BEIJING – A branch of China’s central bank has begun to gather old paper currency from high-risk areas for the coronavirus and destroying the cash to prevent the contagion from spreading.
The Guangzhou branch of the People’s Bank of China (PBOC) ordered the destruction of all paper banknotes from hospitals, fresh food markets, and buses in areas exposed to the COVID-19 outbreak to assure the safety of cash dealings, the South China Morning Post reported.
PBOC Deputy Governor Fan Yifei told reporters at a news conference that potentially contaminated bills from other hotspots, along with the central province of Hubei, the epicenter of the virus, will be quarantined and sterilized before recirculation. Yifei said money from lower-risk areas will be quarantined for a week.
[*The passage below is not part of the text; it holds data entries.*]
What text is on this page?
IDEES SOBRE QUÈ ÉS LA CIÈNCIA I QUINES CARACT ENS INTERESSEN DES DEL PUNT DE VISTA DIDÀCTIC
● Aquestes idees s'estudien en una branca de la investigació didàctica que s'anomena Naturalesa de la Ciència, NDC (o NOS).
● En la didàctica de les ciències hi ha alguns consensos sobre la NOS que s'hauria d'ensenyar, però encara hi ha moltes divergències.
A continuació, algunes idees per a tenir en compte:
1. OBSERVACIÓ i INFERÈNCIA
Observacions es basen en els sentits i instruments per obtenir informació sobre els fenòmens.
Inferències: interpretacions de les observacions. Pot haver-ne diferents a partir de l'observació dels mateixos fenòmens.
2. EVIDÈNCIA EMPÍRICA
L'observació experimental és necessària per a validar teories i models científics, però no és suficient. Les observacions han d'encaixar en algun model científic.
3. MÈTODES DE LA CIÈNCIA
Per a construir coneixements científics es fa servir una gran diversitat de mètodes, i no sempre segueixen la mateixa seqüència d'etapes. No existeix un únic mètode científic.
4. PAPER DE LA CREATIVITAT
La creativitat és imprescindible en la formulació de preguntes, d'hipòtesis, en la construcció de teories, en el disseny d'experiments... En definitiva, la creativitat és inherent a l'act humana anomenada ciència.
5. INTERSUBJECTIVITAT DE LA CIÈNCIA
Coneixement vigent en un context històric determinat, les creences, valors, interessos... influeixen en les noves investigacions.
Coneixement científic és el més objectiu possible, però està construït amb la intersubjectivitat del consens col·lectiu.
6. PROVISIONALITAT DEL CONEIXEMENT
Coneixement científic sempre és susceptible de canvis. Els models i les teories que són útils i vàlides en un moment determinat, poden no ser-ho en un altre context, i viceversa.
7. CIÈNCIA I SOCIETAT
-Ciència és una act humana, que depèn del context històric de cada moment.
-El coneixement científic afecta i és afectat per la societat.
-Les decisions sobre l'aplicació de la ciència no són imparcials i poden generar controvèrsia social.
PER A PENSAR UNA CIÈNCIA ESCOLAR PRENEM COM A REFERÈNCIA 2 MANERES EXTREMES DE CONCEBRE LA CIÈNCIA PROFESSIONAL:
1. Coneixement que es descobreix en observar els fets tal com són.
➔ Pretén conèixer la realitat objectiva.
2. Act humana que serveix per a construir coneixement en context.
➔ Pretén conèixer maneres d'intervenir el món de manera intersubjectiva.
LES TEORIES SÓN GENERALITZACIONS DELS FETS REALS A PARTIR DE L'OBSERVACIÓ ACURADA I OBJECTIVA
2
“Money from key virus-hit areas will be sanitized with ultraviolet rays or heated and locked up for at least 14 days before it is distributed again,” Fan said.
The Morning Post reported that between Feb 3. and Feb, 13, the bank removed 7.8 billion yuan ($1.1 billion) from the southern province of Guangdong, while adding about $3 billion yuan ($430,000) back into circulation.
Billions in banknotes are being collected for disinfection or destruction and the PBOC has already distributed 600 billion yuan ($85.6 billion) in fresh currency throughout the country since Jan. 17.
The death toll on the mainland has risen to 1,7770 from the 70,548 cases reported since the outbreak began two months, according to China’s governmental health authority.